Jesse Fox: There’s a considerable body of evidence that children have spiritual experiences. I don’t think that’s really debatable. First of all, every child is more or less aware of the concept of finitude, mortality—every parent dreads the conversation about the pet that died. It shouldn’t come as a surprise, then, that very young people have these spiritual experiences surrounding life and death. At the same time, the quality of these experiences interacts with their environment, which is part of the ongoing debate about how much of this is innate and how much is culturally shaped. The reality is that it’s both—we know from looking at near death experiences that how people experience near death does seem to take the shape of their culture and society. Parents shaping a child’s experience of god seems to be very foundational.
Are children capable of more faith or spirituality than adults?
Daniel Gutierrez: I think all faith traditions have this idea of coming back to the faith of the child. Mindfulness, being a curious observer again, that un-depraved way of looking at the world. Is that an intelligent faith? It’s a blind faith, not sophisticated. But a child still has that faith early on.
Jesse Fox: As we grow older we become more spiritual. Part of the reason why this happens is because we observe our environment, see things die, and realize that one day we will die, and as we go closer to that reality in age, less and less of the world becomes trivial and more and more of the world becomes ultimate. Our consciousness shifts from the trivialities of praying for a bike to asking, “What does my life really mean?” It’s not necessarily easier to have faith as you approach death, but it does make faith more salient.

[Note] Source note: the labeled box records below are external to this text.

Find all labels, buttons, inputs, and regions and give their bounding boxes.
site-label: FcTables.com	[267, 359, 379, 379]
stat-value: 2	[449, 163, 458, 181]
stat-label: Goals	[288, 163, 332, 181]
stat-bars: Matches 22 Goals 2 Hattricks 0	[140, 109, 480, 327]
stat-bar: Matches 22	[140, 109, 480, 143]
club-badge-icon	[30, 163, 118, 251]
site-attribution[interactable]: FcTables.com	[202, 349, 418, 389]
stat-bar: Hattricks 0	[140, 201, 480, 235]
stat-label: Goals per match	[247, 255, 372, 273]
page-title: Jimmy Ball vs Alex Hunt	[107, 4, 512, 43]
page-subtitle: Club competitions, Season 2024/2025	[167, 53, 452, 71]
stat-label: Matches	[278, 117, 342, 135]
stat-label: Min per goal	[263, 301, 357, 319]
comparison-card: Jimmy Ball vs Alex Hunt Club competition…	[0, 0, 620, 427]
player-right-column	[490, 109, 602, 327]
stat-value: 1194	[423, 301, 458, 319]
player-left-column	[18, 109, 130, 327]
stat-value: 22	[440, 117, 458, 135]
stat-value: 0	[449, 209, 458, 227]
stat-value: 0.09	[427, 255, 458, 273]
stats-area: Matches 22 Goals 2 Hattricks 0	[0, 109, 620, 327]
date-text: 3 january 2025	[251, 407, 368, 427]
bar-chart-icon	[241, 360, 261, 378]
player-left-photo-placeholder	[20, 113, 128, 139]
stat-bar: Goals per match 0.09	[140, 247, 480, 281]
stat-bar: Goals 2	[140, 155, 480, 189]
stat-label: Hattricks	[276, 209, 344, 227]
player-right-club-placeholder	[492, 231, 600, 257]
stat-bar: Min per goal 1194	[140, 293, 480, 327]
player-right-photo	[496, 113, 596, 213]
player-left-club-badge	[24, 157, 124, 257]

Does a child’s exposure to imaginary worlds through fairytales and stories influence or inform faith?
Jesse Fox: We tend to equate spiritual thinking to magical thinking. Children think magically, about things that don’t exist. Imaginary friends, fairytales. There does seem to be that kind of process in children. Magical thinking is also “the god of the gaps”—something happened, and there’s this mysterious magician who made it happen. The reality is that spiritual experience is not about explaining something beyond your power to explain, it’s about recognizing the limitations of your own rational thinking. To equate spirituality to magical thinking is, I think misguided.